05 de outubro de 2004 † 13 de janeiro de 2006

Espelhança

Levantou-se cedo. Não tão cedo quanto queria, mas ainda sim cedo. Ia para a escola. Não era exatamente para onde queria ir, mas não havia escolha.
Vestiu o uniforme. Cinza não é uma cor muito animadora. Talvez ficasse mais feliz se o uniforme fosse amarelo ou vermelho ou laranja.
Amarrou o cadarço do tênis. Porém, sabia que em pouco tempo ele desamarraria. Já estava acostumada com essa rotina.
Penteou-se. Cabelo temperamental. Tinha que adivinhar o que ele sentia e como ele gostaria de estar. Até porque o professor de física o bagunçaria de um modo ou de outro. (ela acha que isso é algum tipo de trauma dele por ser careca)
Colocou o relógio. Colocou o colar. E foi para o espelho ver como estava.
Chocou-se. Olhou de novo. Fechou os olhos, apertou-os e abriu-os novamente. Não era possível!Ela estava verde, com os olhos esbugalhados, verrugas vermelhas. Tinha a aparência de um extraterrestre.

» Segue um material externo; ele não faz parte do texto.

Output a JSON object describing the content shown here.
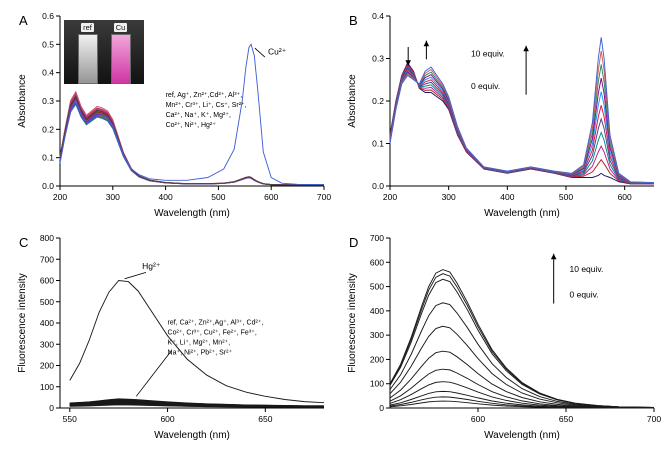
{
  "figure": {
    "background": "#ffffff"
  },
  "chart_data": [
    {
      "id": "A",
      "label": "A",
      "type": "line",
      "xlabel": "Wavelength (nm)",
      "ylabel": "Absorbance",
      "xlim": [
        200,
        700
      ],
      "ylim": [
        0,
        0.6
      ],
      "xticks": [
        200,
        300,
        400,
        500,
        600,
        700
      ],
      "yticks": [
        0,
        0.1,
        0.2,
        0.3,
        0.4,
        0.5,
        0.6
      ],
      "ydec": 1,
      "x": [
        200,
        210,
        220,
        230,
        240,
        250,
        260,
        270,
        280,
        290,
        300,
        310,
        320,
        335,
        350,
        370,
        400,
        440,
        480,
        510,
        530,
        545,
        552,
        558,
        562,
        568,
        575,
        585,
        600,
        620,
        650,
        700
      ],
      "bases": {
        "metals": [
          0.1,
          0.2,
          0.29,
          0.32,
          0.27,
          0.24,
          0.255,
          0.27,
          0.265,
          0.255,
          0.225,
          0.17,
          0.115,
          0.06,
          0.035,
          0.02,
          0.012,
          0.008,
          0.008,
          0.01,
          0.015,
          0.025,
          0.03,
          0.032,
          0.03,
          0.022,
          0.015,
          0.008,
          0.005,
          0.004,
          0.004,
          0.004
        ]
      },
      "series": [
        {
          "name": "ref",
          "base": "metals",
          "scale": 1.02,
          "color": "#c03030"
        },
        {
          "name": "Ag⁺",
          "base": "metals",
          "scale": 0.97,
          "color": "#e07820"
        },
        {
          "name": "Zn²⁺",
          "base": "metals",
          "scale": 1.0,
          "color": "#c02890"
        },
        {
          "name": "Cd²⁺",
          "base": "metals",
          "scale": 0.95,
          "color": "#7030a8"
        },
        {
          "name": "Al³⁺",
          "base": "metals",
          "scale": 0.99,
          "color": "#2858c8"
        },
        {
          "name": "Mn²⁺",
          "base": "metals",
          "scale": 0.93,
          "color": "#1f8a8a"
        },
        {
          "name": "Cr³⁺",
          "base": "metals",
          "scale": 0.96,
          "color": "#4f8c1f"
        },
        {
          "name": "Li⁺",
          "base": "metals",
          "scale": 1.04,
          "color": "#c85080"
        },
        {
          "name": "Cs⁺",
          "base": "metals",
          "scale": 0.92,
          "color": "#9a6a1f"
        },
        {
          "name": "Sr²⁺",
          "base": "metals",
          "scale": 0.98,
          "color": "#d84040"
        },
        {
          "name": "Ca²⁺",
          "base": "metals",
          "scale": 0.94,
          "color": "#2f2fa0"
        },
        {
          "name": "Na⁺",
          "base": "metals",
          "scale": 1.01,
          "color": "#c23a6a"
        },
        {
          "name": "K⁺",
          "base": "metals",
          "scale": 0.9,
          "color": "#1f9050"
        },
        {
          "name": "Mg²⁺",
          "base": "metals",
          "scale": 0.97,
          "color": "#8a2020"
        },
        {
          "name": "Co²⁺",
          "base": "metals",
          "scale": 0.91,
          "color": "#4050c8"
        },
        {
          "name": "Ni²⁺",
          "base": "metals",
          "scale": 0.95,
          "color": "#9a30c8"
        },
        {
          "name": "Hg²⁺",
          "base": "metals",
          "scale": 0.99,
          "color": "#444444"
        },
        {
          "name": "Cu²⁺",
          "color": "#4061d6",
          "y": [
            0.08,
            0.18,
            0.26,
            0.3,
            0.25,
            0.22,
            0.235,
            0.25,
            0.25,
            0.24,
            0.21,
            0.16,
            0.11,
            0.06,
            0.04,
            0.025,
            0.02,
            0.02,
            0.03,
            0.06,
            0.13,
            0.3,
            0.42,
            0.49,
            0.5,
            0.46,
            0.33,
            0.12,
            0.03,
            0.01,
            0.006,
            0.005
          ]
        }
      ],
      "annotations": [
        {
          "text": "Cu²⁺",
          "x": 594,
          "y": 0.465,
          "size": 8.5
        },
        {
          "line": [
            588,
            0.455,
            569,
            0.487
          ]
        },
        {
          "lines": [
            "ref, Ag⁺, Zn²⁺,Cd²⁺, Al³⁺,",
            "Mn²⁺, Cr³⁺, Li⁺, Cs⁺, Sr²⁺,",
            "Ca²⁺, Na⁺, K⁺, Mg²⁺,",
            "Co²⁺, Ni²⁺, Hg²⁺"
          ],
          "x": 400,
          "y": 0.315,
          "size": 7,
          "lh": 10
        }
      ],
      "inset": {
        "labels": [
          "ref",
          "Cu"
        ]
      }
    },
    {
      "id": "B",
      "label": "B",
      "type": "line",
      "xlabel": "Wavelength (nm)",
      "ylabel": "Absorbance",
      "xlim": [
        200,
        650
      ],
      "ylim": [
        0,
        0.4
      ],
      "xticks": [
        200,
        300,
        400,
        500,
        600
      ],
      "yticks": [
        0,
        0.1,
        0.2,
        0.3,
        0.4
      ],
      "ydec": 1,
      "x": [
        200,
        210,
        220,
        230,
        240,
        250,
        260,
        270,
        280,
        290,
        300,
        315,
        330,
        360,
        400,
        440,
        480,
        510,
        530,
        545,
        555,
        560,
        565,
        575,
        590,
        610,
        650
      ],
      "bases": {
        "b0": [
          0.12,
          0.2,
          0.26,
          0.29,
          0.27,
          0.23,
          0.22,
          0.22,
          0.21,
          0.2,
          0.18,
          0.12,
          0.08,
          0.04,
          0.03,
          0.04,
          0.03,
          0.02,
          0.02,
          0.02,
          0.025,
          0.03,
          0.025,
          0.02,
          0.01,
          0.005,
          0.005
        ],
        "b10": [
          0.1,
          0.18,
          0.24,
          0.26,
          0.25,
          0.24,
          0.27,
          0.28,
          0.26,
          0.24,
          0.21,
          0.14,
          0.09,
          0.045,
          0.035,
          0.045,
          0.035,
          0.03,
          0.05,
          0.15,
          0.3,
          0.35,
          0.3,
          0.12,
          0.03,
          0.01,
          0.008
        ]
      },
      "series": [
        {
          "name": "titration",
          "mix": [
            "b0",
            "b10"
          ],
          "ts": [
            0,
            0.1,
            0.2,
            0.3,
            0.4,
            0.5,
            0.6,
            0.7,
            0.8,
            0.9,
            1.0
          ],
          "colors": [
            "#191970",
            "#b22222",
            "#c71585",
            "#008b8b",
            "#483d8b",
            "#dc143c",
            "#1e90ff",
            "#8b008b",
            "#2e8b57",
            "#cd5c5c",
            "#4061d6"
          ]
        }
      ],
      "annotations": [
        {
          "arrow": [
            231,
            0.327,
            231,
            0.283
          ]
        },
        {
          "arrow": [
            262,
            0.298,
            262,
            0.342
          ]
        },
        {
          "text": "10 equiv.",
          "x": 338,
          "y": 0.305,
          "size": 8.5
        },
        {
          "text": "0 equiv.",
          "x": 338,
          "y": 0.228,
          "size": 8.5
        },
        {
          "arrow": [
            432,
            0.215,
            432,
            0.33
          ]
        }
      ]
    },
    {
      "id": "C",
      "label": "C",
      "type": "line",
      "xlabel": "Wavelength (nm)",
      "ylabel": "Fluorescence intensity",
      "xlim": [
        545,
        680
      ],
      "ylim": [
        0,
        800
      ],
      "xticks": [
        550,
        600,
        650
      ],
      "yticks": [
        0,
        100,
        200,
        300,
        400,
        500,
        600,
        700,
        800
      ],
      "ydec": 0,
      "x": [
        550,
        555,
        560,
        565,
        570,
        575,
        580,
        585,
        590,
        600,
        610,
        620,
        630,
        640,
        650,
        660,
        670,
        680
      ],
      "bases": {
        "flat": [
          18,
          20,
          22,
          26,
          30,
          33,
          32,
          30,
          27,
          22,
          18,
          15,
          13,
          11,
          10,
          9,
          8,
          8
        ]
      },
      "series": [
        {
          "name": "other-metals",
          "base": "flat",
          "color": "#1a1a1a",
          "scales": [
            1.3,
            1.25,
            1.2,
            1.15,
            1.1,
            1.05,
            1.0,
            0.95,
            0.9,
            0.85,
            0.8,
            0.75,
            0.7,
            0.65,
            0.6,
            0.55,
            0.5,
            0.45
          ]
        },
        {
          "name": "Hg²⁺",
          "color": "#1a1a1a",
          "y": [
            130,
            210,
            320,
            450,
            545,
            600,
            595,
            550,
            480,
            340,
            230,
            155,
            105,
            75,
            55,
            40,
            30,
            25
          ]
        }
      ],
      "annotations": [
        {
          "text": "Hg²⁺",
          "x": 587,
          "y": 655,
          "size": 8.5
        },
        {
          "line": [
            589,
            638,
            578,
            608
          ]
        },
        {
          "lines": [
            "ref, Ca²⁺, Zn²⁺,Ag⁺, Al³⁺, Cd²⁺,",
            "Co²⁺, Cr³⁺, Cu²⁺, Fe²⁺, Fe³⁺,",
            "K⁺, Li⁺, Mg²⁺, Mn²⁺,",
            "Na⁺, Ni²⁺, Pb²⁺, Sr²⁺"
          ],
          "x": 600,
          "y": 392,
          "size": 7,
          "lh": 10
        },
        {
          "line": [
            602,
            270,
            584,
            55
          ]
        }
      ]
    },
    {
      "id": "D",
      "label": "D",
      "type": "line",
      "xlabel": "Wavelength (nm)",
      "ylabel": "Fluorescence intensity",
      "xlim": [
        550,
        700
      ],
      "ylim": [
        0,
        700
      ],
      "xticks": [
        600,
        650,
        700
      ],
      "yticks": [
        0,
        100,
        200,
        300,
        400,
        500,
        600,
        700
      ],
      "ydec": 0,
      "x": [
        550,
        556,
        562,
        568,
        572,
        576,
        580,
        584,
        588,
        594,
        600,
        608,
        616,
        625,
        635,
        645,
        655,
        668,
        680,
        700
      ],
      "bases": {
        "dpk": [
          100,
          180,
          290,
          420,
          500,
          555,
          570,
          560,
          515,
          435,
          345,
          240,
          165,
          105,
          62,
          36,
          20,
          10,
          5,
          2
        ]
      },
      "series": [
        {
          "name": "titration",
          "base": "dpk",
          "color": "#1a1a1a",
          "scales": [
            1.0,
            0.97,
            0.93,
            0.76,
            0.59,
            0.41,
            0.28,
            0.19,
            0.12,
            0.08,
            0.05
          ]
        }
      ],
      "annotations": [
        {
          "arrow": [
            643,
            430,
            643,
            635
          ]
        },
        {
          "text": "10 equiv.",
          "x": 652,
          "y": 560,
          "size": 8.5
        },
        {
          "text": "0 equiv.",
          "x": 652,
          "y": 455,
          "size": 8.5
        }
      ]
    }
  ]
}
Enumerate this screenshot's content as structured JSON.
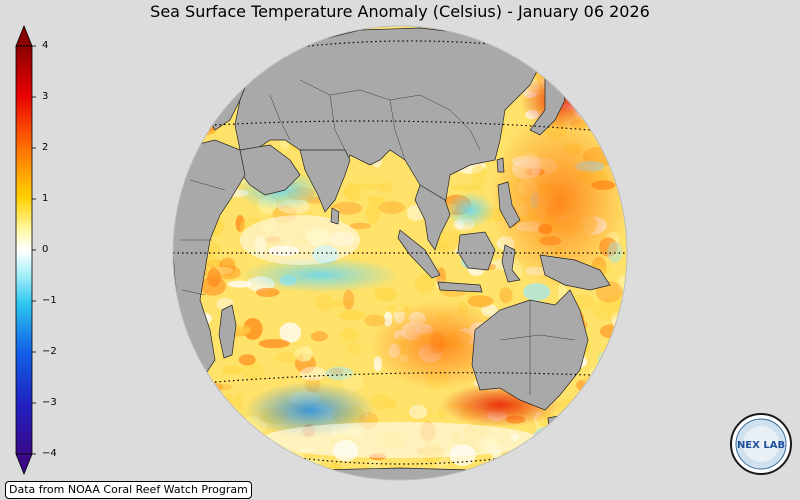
{
  "title": "Sea Surface Temperature Anomaly (Celsius) - January 06 2026",
  "colorbar": {
    "ticks": [
      "4",
      "3",
      "2",
      "1",
      "0",
      "−1",
      "−2",
      "−3",
      "−4"
    ],
    "colors": [
      "#3a0a8a",
      "#1f4fe0",
      "#20b8f0",
      "#a8f0f8",
      "#ffffff",
      "#fff070",
      "#ffc000",
      "#ff7000",
      "#e80000",
      "#7a0000"
    ]
  },
  "source_label": "Data from NOAA Coral Reef Watch Program",
  "logo_text": "NEX LAB",
  "map": {
    "ocean_warm": "#ffd94a",
    "ocean_hot": "#ff8a1a",
    "ocean_cool": "#9fe8f5",
    "land": "#a9a9a9"
  }
}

Saiu da frente do espelho e desceu as escadas para tomar o café da manhã.
A mãe passou a manteiga para ela sem maiores problemas. A menina pensou melhor e resolveu ir para a escola. Ninguém a estranharia mais do que já estranha normalmente.
Foi.
Entrou na sala de aula, sentou-se na última carteira ao fundo e observou seus colegas. Depois de um ano de convivência conseguia traçar o perfil da sala inteira. Mas achava desnecessário isso. Não queria perder tempo rotulando pessoas.
Esperou ansiosamente o sinal para o intervalo. E foi a primeira a sair da sala. Virou a cara para o espelho. E continuou andando. Entrou no banheiro. Esperava que não houvesse gente lá. Seu desejo não foi realizado.
Pediu licença, a menina deu um passo para o lado, pisou em seu cadarço e ela tropeçou. Foi de cara para o espelho. Fechou os olhos em um reflexo rápido. E abriu-os aos poucos para não se chocar novamente.
Não havia com o que se chocar. Estava normal. Ou pelo menos, estava como sempre.
Voltou para casa o mais rápido que pôde e arrancou o espelho da parede. Era iminente levá-lo para o conserto.